Son muchas las poblaciones donde hay alguna infeliz criatura humana, falta de razón, que sirve de solaz al inconsiderado vulgo, y particularmente á los muchachos, que la exasperan con su persecución. Durante muchos años ha sido en Bilbao objeto de esta persecución una pobre señora llamada Doña Petra de Urquijo, y la llamo pobre señora y no simplemente pobre mujer, porque procedía de acomodada familia, había recibido esmerada educación, y en medio de su locura, que era pacífica la mayor parte del tiempo, vestía con decencia y pulcritud extremadas. Decíase que la locura de Doña Petra había tenido origen en una contrariedad amorosa, en la de haberse opuesto su familia á que casara con un militar, Por esta circunstancia se explicaba generalmente la afición que Doña Potra tenía á los militares. Esta afición era tal, que la infeliz señora se hacía cariñosa amiga de todos los oficiales de la guarnición, que la trataban con la benevolencia y los miramientos de que la hacían digna su desgracia y su educación, y hasta á los soldados rasos mostraba una especie de cariño maternal, que les significaba con prudentes consejos y hasta con finezas, que por regla general los soldados recibían y agradecían como si procediesen de su propia madre.

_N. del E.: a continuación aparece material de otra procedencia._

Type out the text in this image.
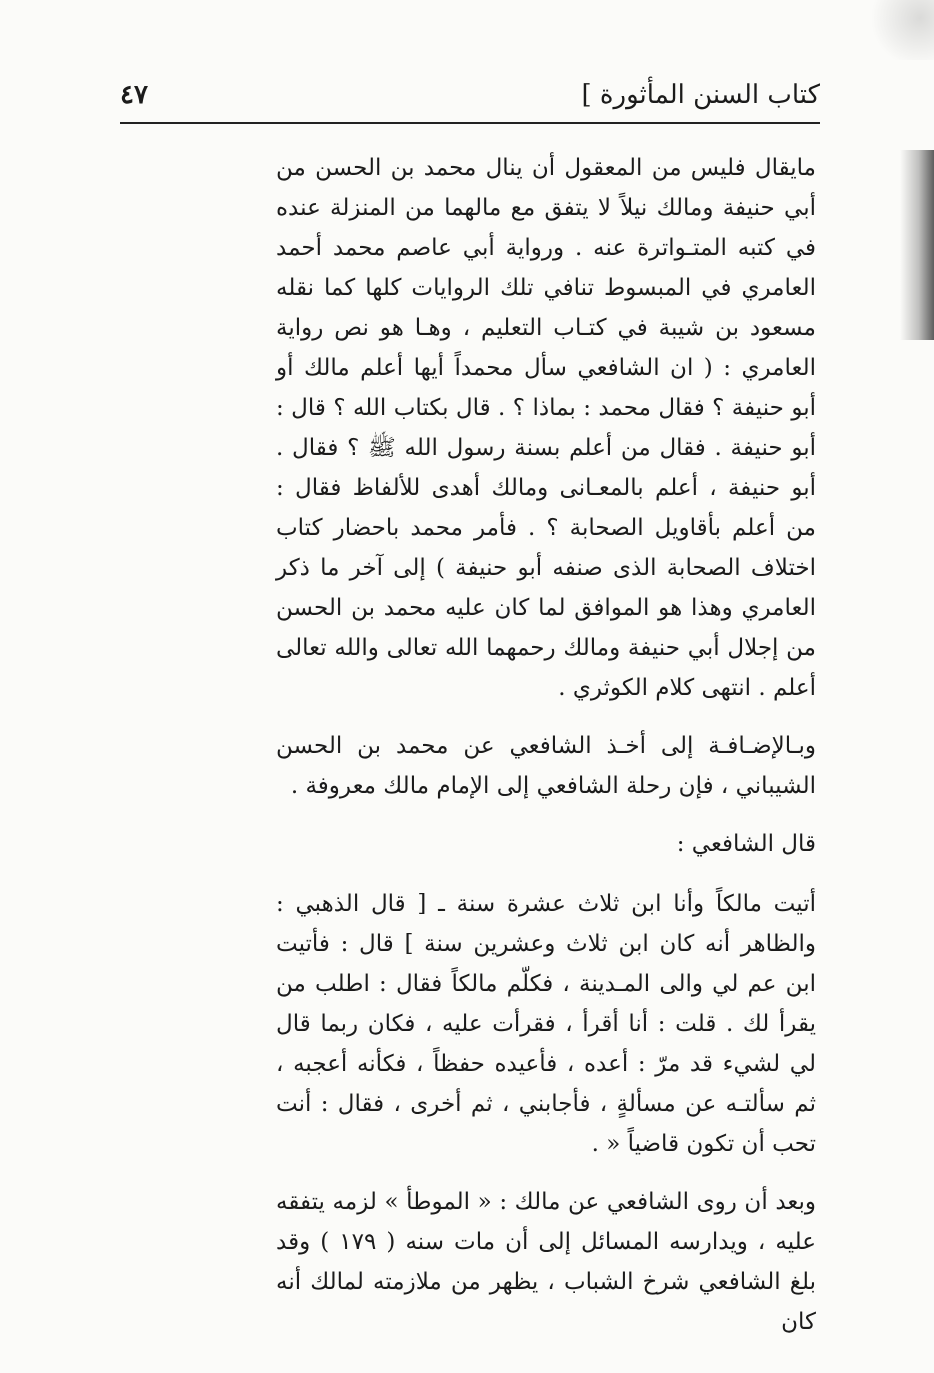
كتاب السنن المأثورة ]
٤٧

مايقال فليس من المعقول أن ينال محمد بن الحسن من أبي حنيفة ومالك نيلاً لا يتفق مع مالهما من المنزلة عنده في كتبه المتـواترة عنه . ورواية أبي عاصم محمد أحمد العامري في المبسوط تنافي تلك الروايات كلها كما نقله مسعود بن شيبة في كتـاب التعليم ، وهـا هو نص رواية العامري : ( ان الشافعي سأل محمداً أيها أعلم مالك أو أبو حنيفة ؟ فقال محمد : بماذا ؟ . قال بكتاب الله ؟ قال : أبو حنيفة . فقال من أعلم بسنة رسول الله ﷺ ؟ فقال . أبو حنيفة ، أعلم بالمعـانى ومالك أهدى للألفاظ فقال : من أعلم بأقاويل الصحابة ؟ . فأمر محمد باحضار كتاب اختلاف الصحابة الذى صنفه أبو حنيفة ) إلى آخر ما ذكر العامري وهذا هو الموافق لما كان عليه محمد بن الحسن من إجلال أبي حنيفة ومالك رحمهما الله تعالى والله تعالى أعلم . انتهى كلام الكوثري .

وبـالإضـافـة إلى أخـذ الشافعي عن محمد بن الحسن الشيباني ، فإن رحلة الشافعي إلى الإمام مالك معروفة .

قال الشافعي :

أتيت مالكاً وأنا ابن ثلاث عشرة سنة ـ [ قال الذهبي : والظاهر أنه كان ابن ثلاث وعشرين سنة ] قال : فأتيت ابن عم لي والى المـدينة ، فكلّم مالكاً فقال : اطلب من يقرأ لك . قلت : أنا أقرأ ، فقرأت عليه ، فكان ربما قال لي لشيء قد مرّ : أعده ، فأعيده حفظاً ، فكأنه أعجبه ، ثم سألتـه عن مسألةٍ ، فأجابني ، ثم أخرى ، فقال : أنت تحب أن تكون قاضياً « .

وبعد أن روى الشافعي عن مالك : « الموطأ » لزمه يتفقه عليه ، ويدارسه المسائل إلى أن مات سنه ( ١٧٩ ) وقد بلغ الشافعي شرخ الشباب ، يظهر من ملازمته لمالك أنه كان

Yo no sé qué analogía encontré cuando leí el poemita de Jazmín entre la loca de Agen y la loca de Bilbao. Lo cierto es que desde entonces no pude ver á la última sin acordarme de la primora, y sentir compasión y respeto por su desgracia.

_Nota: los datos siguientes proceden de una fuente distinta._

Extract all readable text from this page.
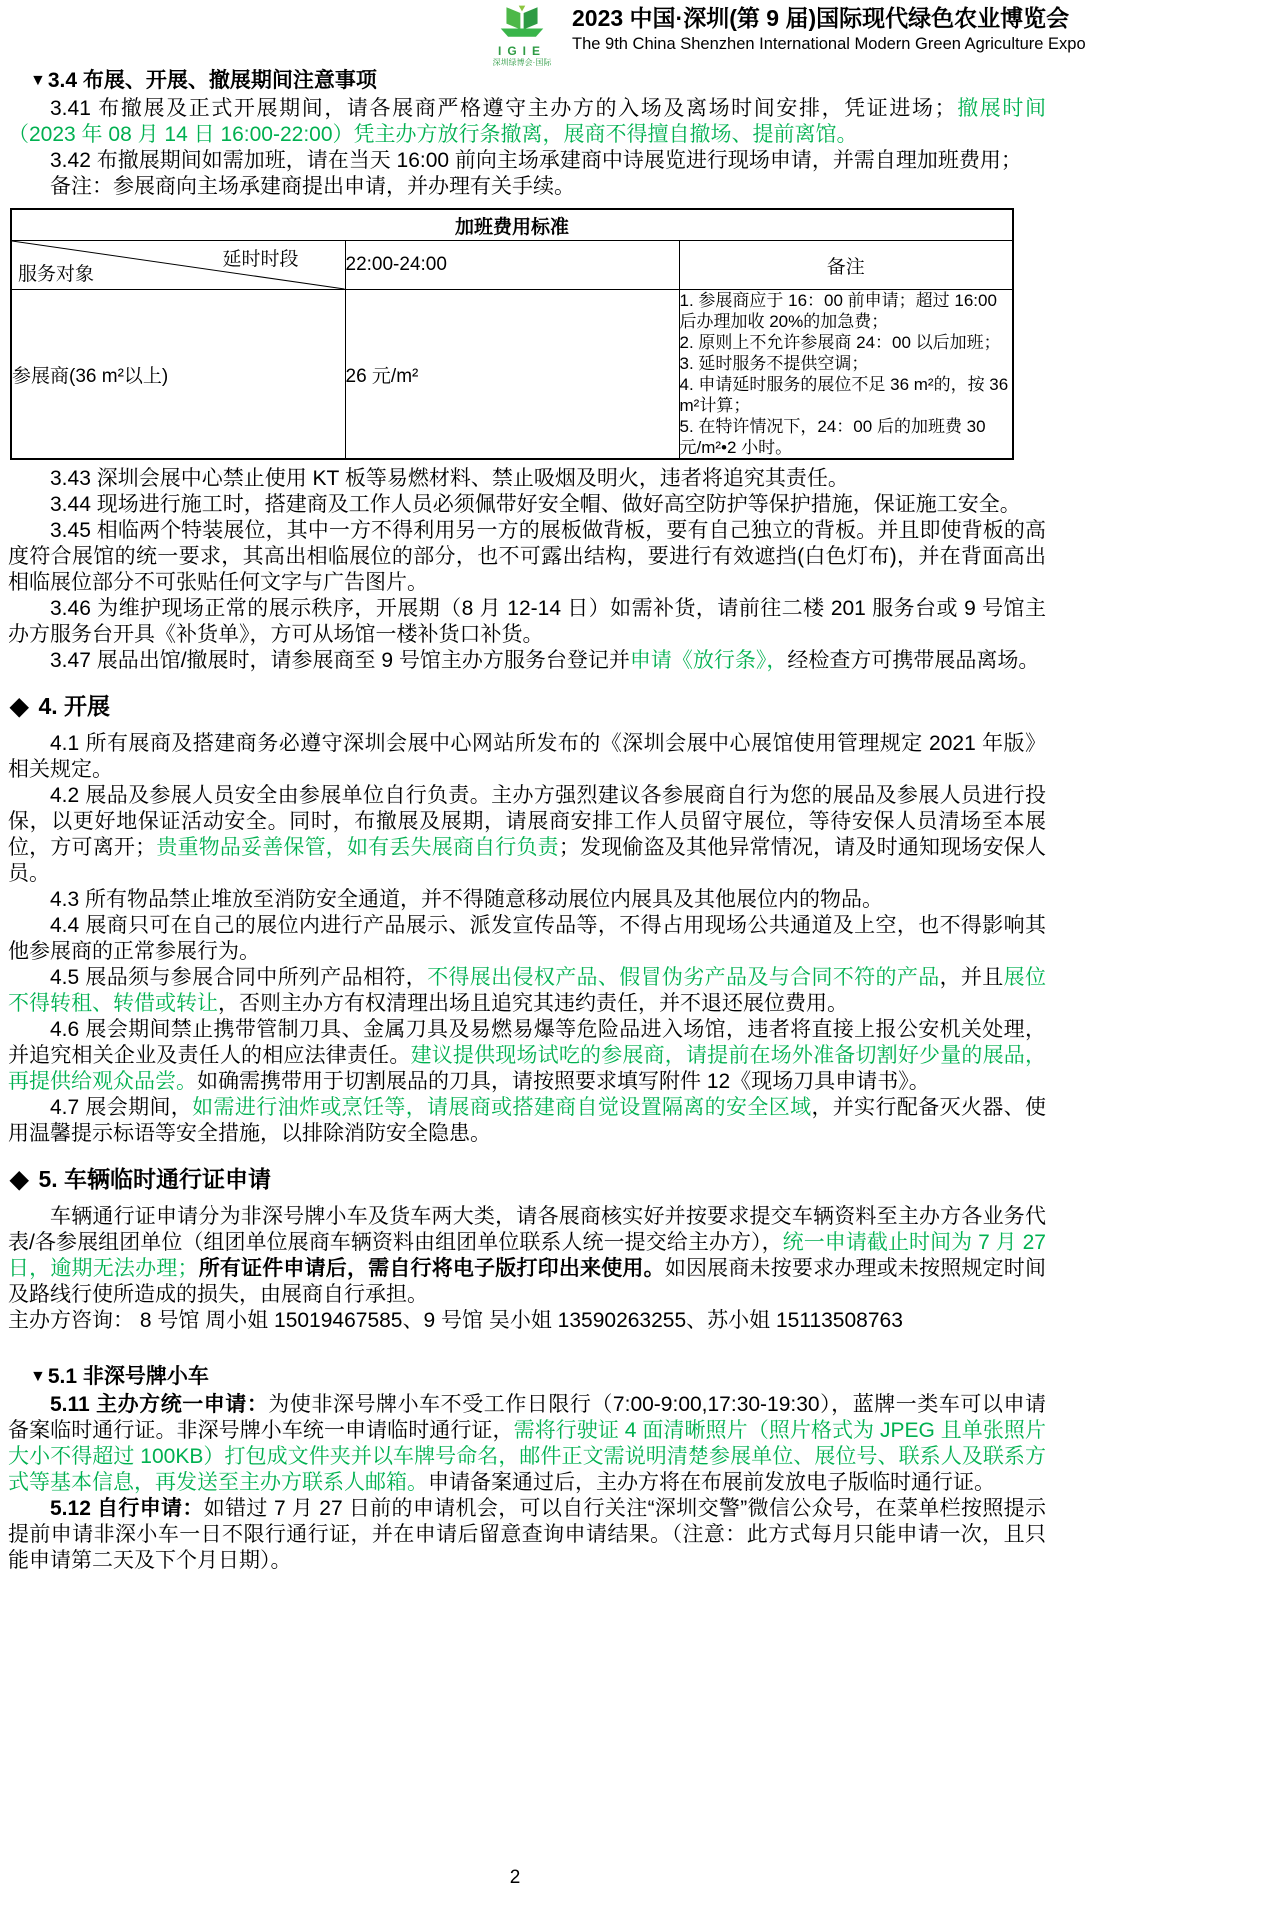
IGIE
深圳绿博会·国际
2023 中国·深圳(第 9 届)国际现代绿色农业博览会
The 9th China Shenzhen International Modern Green Agriculture Expo
▼3.4 布展、开展、撤展期间注意事项

3.41 布撤展及正式开展期间，请各展商严格遵守主办方的入场及离场时间安排，凭证进场；撤展时间（2023 年 08 月 14 日 16:00-22:00）凭主办方放行条撤离，展商不得擅自撤场、提前离馆。

3.42 布撤展期间如需加班，请在当天 16:00 前向主场承建商中诗展览进行现场申请，并需自理加班费用；

备注：参展商向主场承建商提出申请，并办理有关手续。

加班费用标准		

延时时段
服务对象	22:00-24:00	备注
参展商(36 m²以上)	26 元/m²	1. 参展商应于 16：00 前申请；超过 16:00 后办理加收 20%的加急费；
2. 原则上不允许参展商 24：00 以后加班；
3. 延时服务不提供空调；
4. 申请延时服务的展位不足 36 m²的，按 36 m²计算；
5. 在特许情况下，24：00 后的加班费 30 元/m²•2 小时。

3.43 深圳会展中心禁止使用 KT 板等易燃材料、禁止吸烟及明火，违者将追究其责任。

3.44 现场进行施工时，搭建商及工作人员必须佩带好安全帽、做好高空防护等保护措施，保证施工安全。

3.45 相临两个特装展位，其中一方不得利用另一方的展板做背板，要有自己独立的背板。并且即使背板的高度符合展馆的统一要求，其高出相临展位的部分，也不可露出结构，要进行有效遮挡(白色灯布)，并在背面高出相临展位部分不可张贴任何文字与广告图片。

3.46 为维护现场正常的展示秩序，开展期（8 月 12-14 日）如需补货，请前往二楼 201 服务台或 9 号馆主办方服务台开具《补货单》，方可从场馆一楼补货口补货。

3.47 展品出馆/撤展时，请参展商至 9 号馆主办方服务台登记并申请《放行条》，经检查方可携带展品离场。

◆ 4. 开展

4.1 所有展商及搭建商务必遵守深圳会展中心网站所发布的《深圳会展中心展馆使用管理规定 2021 年版》相关规定。

4.2 展品及参展人员安全由参展单位自行负责。主办方强烈建议各参展商自行为您的展品及参展人员进行投保，以更好地保证活动安全。同时，布撤展及展期，请展商安排工作人员留守展位，等待安保人员清场至本展位，方可离开；贵重物品妥善保管，如有丢失展商自行负责；发现偷盗及其他异常情况，请及时通知现场安保人员。

4.3 所有物品禁止堆放至消防安全通道，并不得随意移动展位内展具及其他展位内的物品。

4.4 展商只可在自己的展位内进行产品展示、派发宣传品等，不得占用现场公共通道及上空，也不得影响其他参展商的正常参展行为。

4.5 展品须与参展合同中所列产品相符，不得展出侵权产品、假冒伪劣产品及与合同不符的产品，并且展位不得转租、转借或转让，否则主办方有权清理出场且追究其违约责任，并不退还展位费用。

4.6 展会期间禁止携带管制刀具、金属刀具及易燃易爆等危险品进入场馆，违者将直接上报公安机关处理，并追究相关企业及责任人的相应法律责任。建议提供现场试吃的参展商，请提前在场外准备切割好少量的展品，再提供给观众品尝。如确需携带用于切割展品的刀具，请按照要求填写附件 12《现场刀具申请书》。

4.7 展会期间，如需进行油炸或烹饪等，请展商或搭建商自觉设置隔离的安全区域，并实行配备灭火器、使用温馨提示标语等安全措施，以排除消防安全隐患。

◆ 5. 车辆临时通行证申请

车辆通行证申请分为非深号牌小车及货车两大类，请各展商核实好并按要求提交车辆资料至主办方各业务代表/各参展组团单位（组团单位展商车辆资料由组团单位联系人统一提交给主办方），统一申请截止时间为 7 月 27 日，逾期无法办理；所有证件申请后，需自行将电子版打印出来使用。如因展商未按要求办理或未按照规定时间及路线行使所造成的损失，由展商自行承担。

主办方咨询： 8 号馆 周小姐 15019467585、9 号馆 吴小姐 13590263255、苏小姐 15113508763

▼5.1 非深号牌小车

5.11 主办方统一申请：为使非深号牌小车不受工作日限行（7:00-9:00,17:30-19:30），蓝牌一类车可以申请备案临时通行证。非深号牌小车统一申请临时通行证，需将行驶证 4 面清晰照片（照片格式为 JPEG 且单张照片大小不得超过 100KB）打包成文件夹并以车牌号命名，邮件正文需说明清楚参展单位、展位号、联系人及联系方式等基本信息，再发送至主办方联系人邮箱。申请备案通过后，主办方将在布展前发放电子版临时通行证。

5.12 自行申请：如错过 7 月 27 日前的申请机会，可以自行关注“深圳交警”微信公众号，在菜单栏按照提示提前申请非深小车一日不限行通行证，并在申请后留意查询申请结果。（注意：此方式每月只能申请一次，且只能申请第二天及下个月日期）。

2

Quizá esta analogía contribuyó á que me decidiera á verter á la lengua castellana el poemita de Jazmín y á publicarle en un periódico muy leído en Bilbao. Pocos días después de esta publicación encontré en la calle á Doña Petra, perseguida por una turba de muchachos y en ocasión en que soplaba el viento del Sur, que era cuando más se exacerbaba su locura.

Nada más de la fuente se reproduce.